Clive Owen (Sin City) plays John Farrow, a British construction worker who finds himself caught up in a convoluted plot involving a monster named “Hollow Face” that lives in his daughter Mia’s bedroom, threatening to capture her and take her into the dark recesses of the dimension hidden behind her closet walls. The monster appears around the same time that Mia plagiarizes a handwritten story she finds in the hollow part of a backyard tree.
The old manuscript was placed in the tree by its author, a young Spanish boy from decades earlier who is mysteriously connected to events taking place in the present-day narrative. The movie jumps back & forth between the two stories, with both the boy and the girl being terrorized by the monster, and it is not until the telegraphed twist-ending that it all makes sense, and I’m not certain it does even then.

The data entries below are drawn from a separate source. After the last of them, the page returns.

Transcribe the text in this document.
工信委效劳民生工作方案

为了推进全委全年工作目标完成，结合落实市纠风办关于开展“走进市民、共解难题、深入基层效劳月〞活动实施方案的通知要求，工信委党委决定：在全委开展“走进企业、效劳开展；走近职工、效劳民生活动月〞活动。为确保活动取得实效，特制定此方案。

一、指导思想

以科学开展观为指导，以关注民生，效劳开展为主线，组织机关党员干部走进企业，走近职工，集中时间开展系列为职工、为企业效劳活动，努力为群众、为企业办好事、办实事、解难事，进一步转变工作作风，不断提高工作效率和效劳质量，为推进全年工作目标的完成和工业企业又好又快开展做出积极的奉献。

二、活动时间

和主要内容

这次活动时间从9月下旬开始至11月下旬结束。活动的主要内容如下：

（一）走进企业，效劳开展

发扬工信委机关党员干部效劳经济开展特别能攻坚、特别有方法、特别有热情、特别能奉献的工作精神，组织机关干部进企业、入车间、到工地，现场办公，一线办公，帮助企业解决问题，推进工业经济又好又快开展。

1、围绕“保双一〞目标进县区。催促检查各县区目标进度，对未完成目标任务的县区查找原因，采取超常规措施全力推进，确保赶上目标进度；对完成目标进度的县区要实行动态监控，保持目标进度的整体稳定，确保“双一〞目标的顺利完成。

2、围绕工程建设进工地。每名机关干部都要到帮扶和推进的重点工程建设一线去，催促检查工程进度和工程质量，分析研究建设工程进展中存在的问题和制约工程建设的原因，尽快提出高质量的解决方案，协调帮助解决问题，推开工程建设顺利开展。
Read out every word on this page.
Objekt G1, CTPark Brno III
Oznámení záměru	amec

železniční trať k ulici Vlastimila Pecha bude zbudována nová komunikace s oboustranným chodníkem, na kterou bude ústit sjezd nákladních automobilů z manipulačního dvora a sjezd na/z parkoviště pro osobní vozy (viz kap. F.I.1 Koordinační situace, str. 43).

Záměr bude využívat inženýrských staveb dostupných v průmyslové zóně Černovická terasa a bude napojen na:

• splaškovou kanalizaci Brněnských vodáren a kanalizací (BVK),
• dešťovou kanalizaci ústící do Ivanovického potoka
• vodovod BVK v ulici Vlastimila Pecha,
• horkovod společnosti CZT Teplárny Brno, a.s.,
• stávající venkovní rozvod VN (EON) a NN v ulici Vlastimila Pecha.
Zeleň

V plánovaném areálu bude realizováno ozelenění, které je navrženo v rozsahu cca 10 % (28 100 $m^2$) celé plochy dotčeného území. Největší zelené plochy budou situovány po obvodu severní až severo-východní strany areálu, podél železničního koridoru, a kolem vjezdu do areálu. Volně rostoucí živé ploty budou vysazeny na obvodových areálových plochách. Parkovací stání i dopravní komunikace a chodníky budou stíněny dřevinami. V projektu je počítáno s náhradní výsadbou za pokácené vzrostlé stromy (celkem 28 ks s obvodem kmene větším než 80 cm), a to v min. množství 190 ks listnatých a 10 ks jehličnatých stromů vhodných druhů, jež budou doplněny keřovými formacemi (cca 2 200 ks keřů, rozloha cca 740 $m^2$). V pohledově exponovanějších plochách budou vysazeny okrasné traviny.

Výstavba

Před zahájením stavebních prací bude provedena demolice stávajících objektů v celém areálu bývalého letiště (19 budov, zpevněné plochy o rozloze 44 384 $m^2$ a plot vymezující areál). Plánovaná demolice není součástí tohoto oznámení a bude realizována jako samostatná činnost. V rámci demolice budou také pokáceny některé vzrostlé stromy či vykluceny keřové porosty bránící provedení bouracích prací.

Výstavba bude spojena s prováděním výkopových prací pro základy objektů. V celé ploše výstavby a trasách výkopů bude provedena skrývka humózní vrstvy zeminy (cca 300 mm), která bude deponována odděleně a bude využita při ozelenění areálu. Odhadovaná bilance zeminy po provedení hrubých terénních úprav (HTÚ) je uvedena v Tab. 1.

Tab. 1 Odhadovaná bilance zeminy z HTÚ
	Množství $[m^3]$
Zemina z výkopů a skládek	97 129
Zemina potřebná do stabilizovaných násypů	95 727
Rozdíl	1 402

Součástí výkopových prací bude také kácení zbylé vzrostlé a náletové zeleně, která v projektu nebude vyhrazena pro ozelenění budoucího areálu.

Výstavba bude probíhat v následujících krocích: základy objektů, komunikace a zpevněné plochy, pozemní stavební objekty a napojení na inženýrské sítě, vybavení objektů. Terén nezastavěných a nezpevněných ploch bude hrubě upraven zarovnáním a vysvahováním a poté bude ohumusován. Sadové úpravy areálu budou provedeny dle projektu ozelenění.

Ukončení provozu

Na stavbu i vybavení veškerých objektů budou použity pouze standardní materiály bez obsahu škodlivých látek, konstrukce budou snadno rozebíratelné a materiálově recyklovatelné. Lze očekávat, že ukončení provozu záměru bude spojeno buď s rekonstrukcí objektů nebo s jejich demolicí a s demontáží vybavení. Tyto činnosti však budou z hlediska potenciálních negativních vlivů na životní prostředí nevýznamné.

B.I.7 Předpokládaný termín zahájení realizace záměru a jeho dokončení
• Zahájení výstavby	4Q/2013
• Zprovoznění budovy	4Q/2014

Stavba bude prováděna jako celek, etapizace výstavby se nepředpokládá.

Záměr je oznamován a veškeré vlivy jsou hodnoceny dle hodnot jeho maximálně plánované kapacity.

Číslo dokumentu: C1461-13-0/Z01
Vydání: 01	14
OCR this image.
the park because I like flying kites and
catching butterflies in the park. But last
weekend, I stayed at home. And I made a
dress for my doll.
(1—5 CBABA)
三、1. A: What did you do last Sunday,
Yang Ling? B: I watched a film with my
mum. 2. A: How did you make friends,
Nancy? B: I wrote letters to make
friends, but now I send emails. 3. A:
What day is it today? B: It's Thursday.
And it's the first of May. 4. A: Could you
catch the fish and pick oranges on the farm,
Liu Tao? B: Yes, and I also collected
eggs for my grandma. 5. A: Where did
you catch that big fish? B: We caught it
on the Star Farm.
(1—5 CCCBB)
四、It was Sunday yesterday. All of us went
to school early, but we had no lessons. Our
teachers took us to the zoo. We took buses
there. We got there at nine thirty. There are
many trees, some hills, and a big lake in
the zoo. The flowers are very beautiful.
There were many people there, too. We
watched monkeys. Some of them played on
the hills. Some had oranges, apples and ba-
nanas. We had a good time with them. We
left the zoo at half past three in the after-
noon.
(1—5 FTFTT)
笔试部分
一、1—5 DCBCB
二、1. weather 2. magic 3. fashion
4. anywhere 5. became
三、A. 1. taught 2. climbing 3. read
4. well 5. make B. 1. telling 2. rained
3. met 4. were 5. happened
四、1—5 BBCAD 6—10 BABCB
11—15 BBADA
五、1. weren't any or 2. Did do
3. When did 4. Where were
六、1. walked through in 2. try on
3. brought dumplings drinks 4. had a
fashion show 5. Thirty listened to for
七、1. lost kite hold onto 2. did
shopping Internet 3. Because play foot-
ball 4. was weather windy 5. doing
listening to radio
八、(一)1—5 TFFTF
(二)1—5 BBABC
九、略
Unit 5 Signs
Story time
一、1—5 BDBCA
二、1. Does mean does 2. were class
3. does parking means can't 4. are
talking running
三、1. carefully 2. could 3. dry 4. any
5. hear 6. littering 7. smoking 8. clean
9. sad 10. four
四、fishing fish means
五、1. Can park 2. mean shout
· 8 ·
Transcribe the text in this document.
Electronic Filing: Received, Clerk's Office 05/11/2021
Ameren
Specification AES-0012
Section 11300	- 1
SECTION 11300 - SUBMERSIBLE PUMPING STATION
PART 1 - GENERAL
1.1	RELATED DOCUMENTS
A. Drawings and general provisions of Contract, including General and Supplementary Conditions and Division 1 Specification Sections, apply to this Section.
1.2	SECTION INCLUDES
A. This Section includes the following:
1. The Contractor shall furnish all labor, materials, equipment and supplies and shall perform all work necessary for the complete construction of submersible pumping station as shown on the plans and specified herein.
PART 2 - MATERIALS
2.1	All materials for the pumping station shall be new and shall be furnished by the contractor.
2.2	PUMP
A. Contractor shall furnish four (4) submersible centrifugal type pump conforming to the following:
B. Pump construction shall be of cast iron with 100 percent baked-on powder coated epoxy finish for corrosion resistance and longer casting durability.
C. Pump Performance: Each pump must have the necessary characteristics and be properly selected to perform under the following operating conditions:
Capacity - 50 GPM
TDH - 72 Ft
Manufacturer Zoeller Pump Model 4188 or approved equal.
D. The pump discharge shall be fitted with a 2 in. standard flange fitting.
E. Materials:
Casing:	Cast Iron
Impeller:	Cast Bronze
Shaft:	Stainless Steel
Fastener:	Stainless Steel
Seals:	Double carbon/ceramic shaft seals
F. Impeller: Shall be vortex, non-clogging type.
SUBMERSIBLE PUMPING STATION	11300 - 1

It isn’t until the movie is over that I realized the Spanish-speaking kid who wrote the original “Hollow Face” story wrote it in English. It’s fine that this child is bilingual, but why is he speaking Spanish and writing in English? It seems like the only purpose for this is to allow for the young English girl to be able to read the document years later – and to force the English audience to read subtitles for half the movie? Maybe I missed something here, or maybe I’m making a monster out of a mouse, but I feel this is a huge film faux pas, as this piece of parchment is the key to the entire plot.The acting here is fine given the context and the material they are working with, and especially Ella Purnell as Mia does a very good job making the best of an awkward role. There are a few creepy scenes and a couple of slight scares in this film, but these happen before the monster is ever seen. After “Hollow Face” is revealed any fear quickly turns to laughter and let’s face it, a guy in a hoodie, with or without a face, is not that scary (unless your name is George Zimmerman), and the special effects make him downright laughable.
This film was directed by Juan Carlos Fresnadillo (28 Weeks Later) who is also currently attached to BioShock and the Highlander reboot. For me, that attachment is scarier than his current film as I’m looking forward to both of those upcoming movies and if Intruders is an indication of Mr. Fresnadillo cinematic prowess, then these future films could have many troubles.
I’m guessing most of the budget for this film went into Clive Owen’s pocket (who does a mediocre job at best) as it certainly wasn’t spent on special effects or any type of sensible screenplay storyline. Intruders tries to introduce a new monster to the film world in a thoughtfully classic manner, but they didn’t have the budget or talent to pull it off, and the result is a movie that is both pretentious and preposterous.